Baca Juga: Menanti Calon Penjabat Gubernur

Namun, berdasarkan ketentuan Pasal 201 Ayat (5) UU No. 10 Tahun 2016 Tentang Perubahan Kedua Atas UU No. 1 Tahun 2015 Tentang Penetapan Peraturan Pemerintah Pengganti UU No. 1 Tahun 2014 Tentang Pemilihan Gubernur, Bupati, dan Walikota menjadi Undang-Undang, menegaskan bahwa Gubernur dan Wakil Gubernur, Bupati dan Wakil Bupati, serta Walikota dan Wakil Walikota hasil pemilihan tahun 2018, menjabat sampai dengan Tahun 2023.

Murad Cs mengajukan gugatan pengujian pasal 201 ayat (5) UU Nomor 10 Tahun 2016 Tentang Pilkada terhadap UUD Tahun 1945.

Selain itu, ketentuan pasal 201 ayat (5) UU Nomor 10 Tahun 2016 Tentang Pilkada telah membuat hak konstitusionalnya sebagai warga negara yang seharusnya memegang masa jabatan selama lima tahun, harus menyelesaikan masa jabatan selama lima tahun sebagai kepala daerah masing-masing.
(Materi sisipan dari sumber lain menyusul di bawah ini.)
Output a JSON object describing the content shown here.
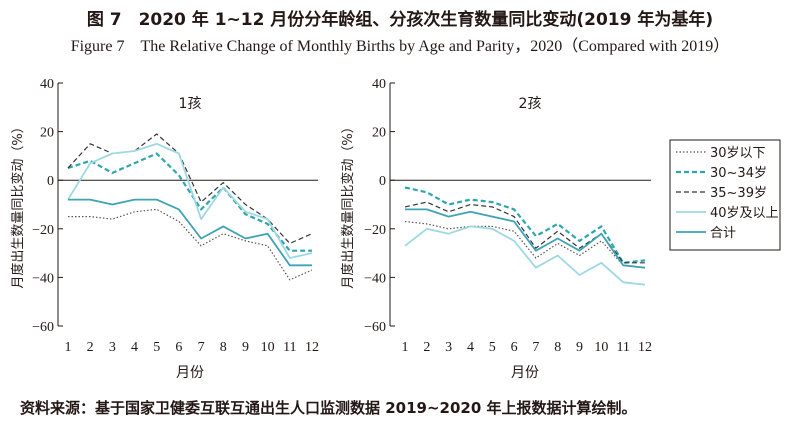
{
  "title_cn": "图 7　2020 年 1~12 月份分年龄组、分孩次生育数量同比变动(2019 年为基年)",
  "title_en": "Figure 7　The Relative Change of Monthly Births by Age and Parity，2020（Compared with 2019）",
  "source": "资料来源：基于国家卫健委互联互通出生人口监测数据 2019~2020 年上报数据计算绘制。",
  "chart_data": [
    {
      "type": "line",
      "title": "1孩",
      "xlabel": "月份",
      "ylabel": "月度出生数量同比变动（%）",
      "x": [
        1,
        2,
        3,
        4,
        5,
        6,
        7,
        8,
        9,
        10,
        11,
        12
      ],
      "ylim": [
        -60,
        40
      ],
      "yticks": [
        40,
        20,
        0,
        -20,
        -40,
        -60
      ],
      "series": [
        {
          "name": "30岁以下",
          "style": "dotted",
          "color": "#555555",
          "values": [
            -15,
            -15,
            -16,
            -13,
            -12,
            -17,
            -27,
            -22,
            -25,
            -27,
            -41,
            -37
          ]
        },
        {
          "name": "30~34岁",
          "style": "dashed-bold",
          "color": "#2fa6ae",
          "values": [
            5,
            8,
            3,
            7,
            11,
            2,
            -12,
            -3,
            -14,
            -18,
            -29,
            -29
          ]
        },
        {
          "name": "35~39岁",
          "style": "dashed",
          "color": "#333333",
          "values": [
            5,
            15,
            11,
            12,
            19,
            11,
            -9,
            -1,
            -10,
            -16,
            -26,
            -22
          ]
        },
        {
          "name": "40岁及以上",
          "style": "solid-light",
          "color": "#9ed8e3",
          "values": [
            -8,
            7,
            11,
            12,
            15,
            11,
            -16,
            -3,
            -13,
            -16,
            -32,
            -30
          ]
        },
        {
          "name": "合计",
          "style": "solid",
          "color": "#3ea3b5",
          "values": [
            -8,
            -8,
            -10,
            -8,
            -8,
            -12,
            -24,
            -19,
            -24,
            -22,
            -35,
            -35
          ]
        }
      ]
    },
    {
      "type": "line",
      "title": "2孩",
      "xlabel": "月份",
      "ylabel": "月度出生数量同比变动（%）",
      "x": [
        1,
        2,
        3,
        4,
        5,
        6,
        7,
        8,
        9,
        10,
        11,
        12
      ],
      "ylim": [
        -60,
        40
      ],
      "yticks": [
        40,
        20,
        0,
        -20,
        -40,
        -60
      ],
      "series": [
        {
          "name": "30岁以下",
          "style": "dotted",
          "color": "#555555",
          "values": [
            -17,
            -18,
            -20,
            -19,
            -19,
            -21,
            -32,
            -26,
            -31,
            -25,
            -35,
            -36
          ]
        },
        {
          "name": "30~34岁",
          "style": "dashed-bold",
          "color": "#2fa6ae",
          "values": [
            -3,
            -5,
            -10,
            -8,
            -9,
            -12,
            -23,
            -18,
            -25,
            -19,
            -34,
            -33
          ]
        },
        {
          "name": "35~39岁",
          "style": "dashed",
          "color": "#333333",
          "values": [
            -11,
            -9,
            -13,
            -10,
            -11,
            -15,
            -28,
            -21,
            -28,
            -22,
            -34,
            -34
          ]
        },
        {
          "name": "40岁及以上",
          "style": "solid-light",
          "color": "#9ed8e3",
          "values": [
            -27,
            -20,
            -22,
            -19,
            -20,
            -25,
            -36,
            -31,
            -39,
            -34,
            -42,
            -43
          ]
        },
        {
          "name": "合计",
          "style": "solid",
          "color": "#3ea3b5",
          "values": [
            -12,
            -12,
            -15,
            -13,
            -15,
            -17,
            -29,
            -24,
            -29,
            -22,
            -35,
            -36
          ]
        }
      ]
    }
  ],
  "legend": {
    "placement": "right",
    "entries": [
      "30岁以下",
      "30~34岁",
      "35~39岁",
      "40岁及以上",
      "合计"
    ]
  }
}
Dimana untuk pemohon I atas nama Murad Ismail Gubernur Maluku harus terpotong masa jabatannya selama 4 bulan dari jadwal yang mestinya berakhir pada 31 Desember 2024. Para pemohon pun meminta Mahkamah Konstitusi agar memutuskan pasal 201 ayat (5) UU Pilkada bertentangan dengan UUD Tahun 1945. Pengajuan ke MK memang merupakan hak gubernur dan itu sah-sah saja karena Murad merasa hak konstitusinya dirugikan. Sehingga kewenangan untuk memutuskan berada sepenuhnya di MK

Untuk diketahui, gugatan yang diajukan Murad Cs sama seperti gugatan sebelumnya yang pernah diajukan oleh Frans Manery dan Muchlis Tapi Tapi, Bupati dan Wakil Bupati Halmahera Utara dalam perkara No 18/PPU-XX/2022.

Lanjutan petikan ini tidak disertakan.